The Metropolitan Police arrested 1,151 people over the two weeks of protests in April and originally charged around 70 with an offense. One person received a caution for “outraging public decency” and 32 people were released.
But the police’s stance hardened soon after. It set up a specialist team to refer as many cases as possible to the Crown Prosecution Service, and in June announced that nearly all of those arrested would be charged.
So far, 180 people, ranging in age from 20 to some in their 70s, have been ordered to appear in court, mostly for breaching section 14 of the Public Order Act by ignoring conditions imposed by the police.
Most of those who have appeared in court so far have pleaded not guilty; their trials are expected to take place throughout the fall.
One case that has already gone to trial is that of Angie Zelter, a 68-year-old woman who was found guilty of a public order offense in June. She was given a conditional discharge and ordered to pay about $800 in court costs.
Zelter was defiant in court, saying she was fearful for the future and had not taken the decision to take part in Extinction Rebellion lightly.
Other defendants, aware they could be liable for legal fees and court costs, have pled guilty.
Extinction Rebellion questioned the Metropolitan Police’s motives in prosecuting so many people, arguing that it was not in the public interest and there were more important problems to tackle in London, such as the recent surge in knife crime.
The police said the April protests had a “significant impact” on local policing, with thousands of officers diverted away from core local duties. Earlier this week, it asked the government for stronger powers and tougher sentences to deal with protestors.
The April protests were undoubtedly successful, with Extinction Rebellion’s three key demands largely being met: the UK has since declared a climate emergency, promised to set up a citizens’ assembly on climate change and in June became the first major economy in the world to pass a law pledging to be net zero by 2050 (although Extinction Rebellion had asked for a 2025 deadline).
And the protests have continued, with seven more people arrested this week at construction sites in London. They were charged with aggravated trespass. Other cases are currently being heard against protestors arrested in Bristol.

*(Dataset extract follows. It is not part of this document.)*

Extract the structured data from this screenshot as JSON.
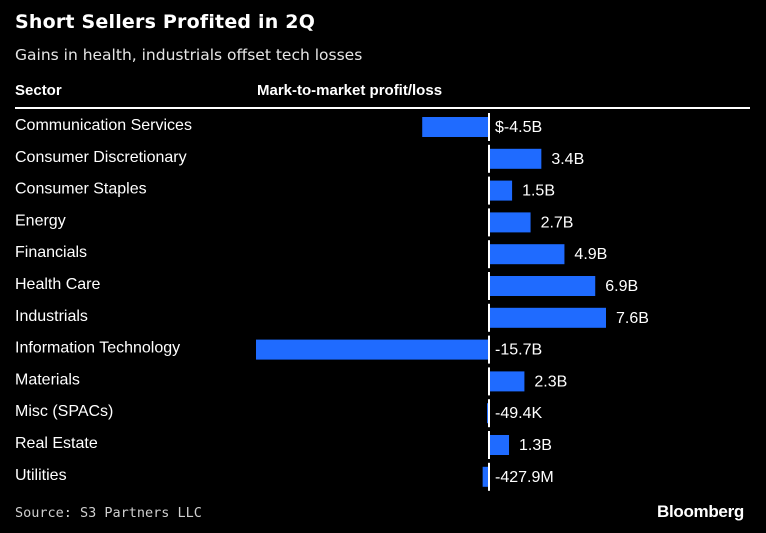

Extinction Rebellion’s legal team hopes to use the latest series of cases to set a legal precedent in England and Wales, establishing a “citizen’s right to act in the face of emergency.”
In May, two climate change protesters involved in setting up Extinction Rebellion were acquitted of criminal damage by a jury in a rare success using the necessity defense to justify civil disobedience. However, since public order offenses are considered more minor than criminal damage, defendants in the latest swathe of cases do not have a right to request a jury trial.